David Foster Wallace once invented an organization called the “Militant Grammarians of Massachusetts” whose members boycott stores with signs reading “10 items or less.” It was a joke (from the novel Infinite Jest), but it’s not too far-fetched. Eats, Shoots & Leaves, a book that took as its primary subject the misuse of various punctuation marks, became an international best seller a few years ago, and on bookstore shelves today it has plenty of company: Between You and I: A Little Book of Bad English; The Grouchy Grammarian; The Dictionary of Disagreeable English; Lapsing Into a Comma, and so forth.

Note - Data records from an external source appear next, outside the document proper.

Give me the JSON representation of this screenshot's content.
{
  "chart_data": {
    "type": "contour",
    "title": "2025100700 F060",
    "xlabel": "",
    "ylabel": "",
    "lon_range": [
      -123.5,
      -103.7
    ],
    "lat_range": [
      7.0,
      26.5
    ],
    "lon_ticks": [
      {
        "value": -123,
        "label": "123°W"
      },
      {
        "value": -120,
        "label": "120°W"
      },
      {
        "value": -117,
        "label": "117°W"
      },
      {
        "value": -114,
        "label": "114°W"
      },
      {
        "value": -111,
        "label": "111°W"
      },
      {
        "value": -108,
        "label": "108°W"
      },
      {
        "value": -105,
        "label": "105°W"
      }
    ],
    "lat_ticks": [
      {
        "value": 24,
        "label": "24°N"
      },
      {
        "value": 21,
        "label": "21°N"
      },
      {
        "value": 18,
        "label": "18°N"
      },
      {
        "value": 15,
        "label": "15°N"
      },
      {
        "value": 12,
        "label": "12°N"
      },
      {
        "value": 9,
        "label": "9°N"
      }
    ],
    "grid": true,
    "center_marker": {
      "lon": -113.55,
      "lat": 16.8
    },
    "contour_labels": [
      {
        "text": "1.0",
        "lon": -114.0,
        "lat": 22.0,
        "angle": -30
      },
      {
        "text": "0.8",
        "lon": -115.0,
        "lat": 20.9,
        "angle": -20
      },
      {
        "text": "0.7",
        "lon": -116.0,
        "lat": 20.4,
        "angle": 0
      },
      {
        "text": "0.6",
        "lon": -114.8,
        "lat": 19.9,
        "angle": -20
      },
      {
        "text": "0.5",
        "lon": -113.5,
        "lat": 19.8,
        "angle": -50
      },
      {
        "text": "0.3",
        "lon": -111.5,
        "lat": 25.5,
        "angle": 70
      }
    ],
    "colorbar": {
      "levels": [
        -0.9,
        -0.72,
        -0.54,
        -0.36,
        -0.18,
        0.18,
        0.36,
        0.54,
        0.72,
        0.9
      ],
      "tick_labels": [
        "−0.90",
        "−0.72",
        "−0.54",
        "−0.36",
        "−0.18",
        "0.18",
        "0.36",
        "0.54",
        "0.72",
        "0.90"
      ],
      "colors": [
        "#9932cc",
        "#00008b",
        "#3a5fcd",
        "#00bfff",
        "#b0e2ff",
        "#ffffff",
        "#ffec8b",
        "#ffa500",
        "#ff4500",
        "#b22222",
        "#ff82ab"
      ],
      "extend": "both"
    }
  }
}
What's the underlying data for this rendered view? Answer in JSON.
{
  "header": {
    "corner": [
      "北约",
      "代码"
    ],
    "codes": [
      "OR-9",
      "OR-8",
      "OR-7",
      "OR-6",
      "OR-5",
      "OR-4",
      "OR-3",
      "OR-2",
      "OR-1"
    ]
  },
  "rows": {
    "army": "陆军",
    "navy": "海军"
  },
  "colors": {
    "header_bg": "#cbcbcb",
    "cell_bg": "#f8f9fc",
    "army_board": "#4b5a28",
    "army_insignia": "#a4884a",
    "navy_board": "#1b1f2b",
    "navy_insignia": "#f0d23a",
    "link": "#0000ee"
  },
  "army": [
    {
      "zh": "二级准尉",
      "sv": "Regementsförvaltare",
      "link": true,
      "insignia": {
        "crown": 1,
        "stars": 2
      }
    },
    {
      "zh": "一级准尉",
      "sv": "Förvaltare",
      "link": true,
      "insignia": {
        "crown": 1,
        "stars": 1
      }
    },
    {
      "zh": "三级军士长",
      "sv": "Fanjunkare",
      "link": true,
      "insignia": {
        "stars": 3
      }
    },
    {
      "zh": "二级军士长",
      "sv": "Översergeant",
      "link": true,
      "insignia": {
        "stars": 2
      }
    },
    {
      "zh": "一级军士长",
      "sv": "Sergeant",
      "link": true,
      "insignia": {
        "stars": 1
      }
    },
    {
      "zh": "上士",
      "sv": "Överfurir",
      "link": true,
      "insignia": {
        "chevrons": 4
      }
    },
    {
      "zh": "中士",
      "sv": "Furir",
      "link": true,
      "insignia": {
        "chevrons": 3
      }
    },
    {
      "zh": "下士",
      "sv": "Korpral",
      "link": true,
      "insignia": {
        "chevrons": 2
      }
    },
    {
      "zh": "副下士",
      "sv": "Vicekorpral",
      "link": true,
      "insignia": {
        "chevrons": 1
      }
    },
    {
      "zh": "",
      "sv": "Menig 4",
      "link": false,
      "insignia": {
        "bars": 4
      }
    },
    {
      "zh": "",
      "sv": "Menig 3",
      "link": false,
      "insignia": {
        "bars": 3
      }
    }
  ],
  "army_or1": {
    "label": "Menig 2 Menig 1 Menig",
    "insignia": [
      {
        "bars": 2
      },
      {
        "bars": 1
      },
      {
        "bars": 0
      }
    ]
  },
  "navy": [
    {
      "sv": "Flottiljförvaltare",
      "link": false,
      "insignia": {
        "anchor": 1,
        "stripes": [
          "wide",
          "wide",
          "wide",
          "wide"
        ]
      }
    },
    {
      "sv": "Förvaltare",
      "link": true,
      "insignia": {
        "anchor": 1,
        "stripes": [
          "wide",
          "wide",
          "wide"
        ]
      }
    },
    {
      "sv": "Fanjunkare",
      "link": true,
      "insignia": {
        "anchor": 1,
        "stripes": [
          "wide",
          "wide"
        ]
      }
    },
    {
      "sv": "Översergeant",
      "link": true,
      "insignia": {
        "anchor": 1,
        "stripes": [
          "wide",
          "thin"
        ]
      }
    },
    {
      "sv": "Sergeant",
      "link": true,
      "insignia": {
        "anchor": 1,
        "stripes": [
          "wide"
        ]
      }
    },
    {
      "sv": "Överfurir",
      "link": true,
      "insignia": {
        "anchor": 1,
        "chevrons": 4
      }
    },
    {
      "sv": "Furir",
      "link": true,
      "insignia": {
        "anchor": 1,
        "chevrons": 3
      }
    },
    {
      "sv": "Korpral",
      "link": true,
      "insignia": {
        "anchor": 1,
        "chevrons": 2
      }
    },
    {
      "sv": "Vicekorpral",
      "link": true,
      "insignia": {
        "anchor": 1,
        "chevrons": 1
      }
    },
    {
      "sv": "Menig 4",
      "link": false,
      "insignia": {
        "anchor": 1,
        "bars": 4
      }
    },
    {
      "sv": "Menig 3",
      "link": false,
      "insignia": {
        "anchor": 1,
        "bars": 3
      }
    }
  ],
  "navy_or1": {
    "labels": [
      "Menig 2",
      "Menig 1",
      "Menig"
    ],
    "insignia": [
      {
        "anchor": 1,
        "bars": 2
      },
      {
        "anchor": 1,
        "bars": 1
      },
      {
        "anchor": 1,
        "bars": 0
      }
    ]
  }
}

These books tend to be written by prescriptivists—people who would dictate how language should be used. Descriptivists—those who would describe how language is actually used—have rarely had such eloquent (or prolific) spokesmen. As a result, they’re often ridiculed. Wallace, who himself is a somewhat militant grammarian, has argued that descriptivism is hopeless as a scientific endeavor: Using what people actually say and write to determine appropriate English usage is, he says, like writing an ethics textbook based on what people actually do. But descriptive linguists have finally found persuasive champions in Mark Liberman and Geoffrey Pullum, who have collected a series of essays from their blog Language Log into a new book, Far From the Madding Gerund.
The two bring usefully different styles to their arguments. Pullum, a syntactician at UC-Santa Cruz and currently a Radcliffe fellow at Harvard, can be vicious (and very funny), whether criticizing inept usage or demolishing prescriptivist myths. Liberman, a phonetician at Penn, takes a more data-driven approach, analyzing modern vocabulary, pronunciation, and grammar with custom-written computer scripts and plain old Google.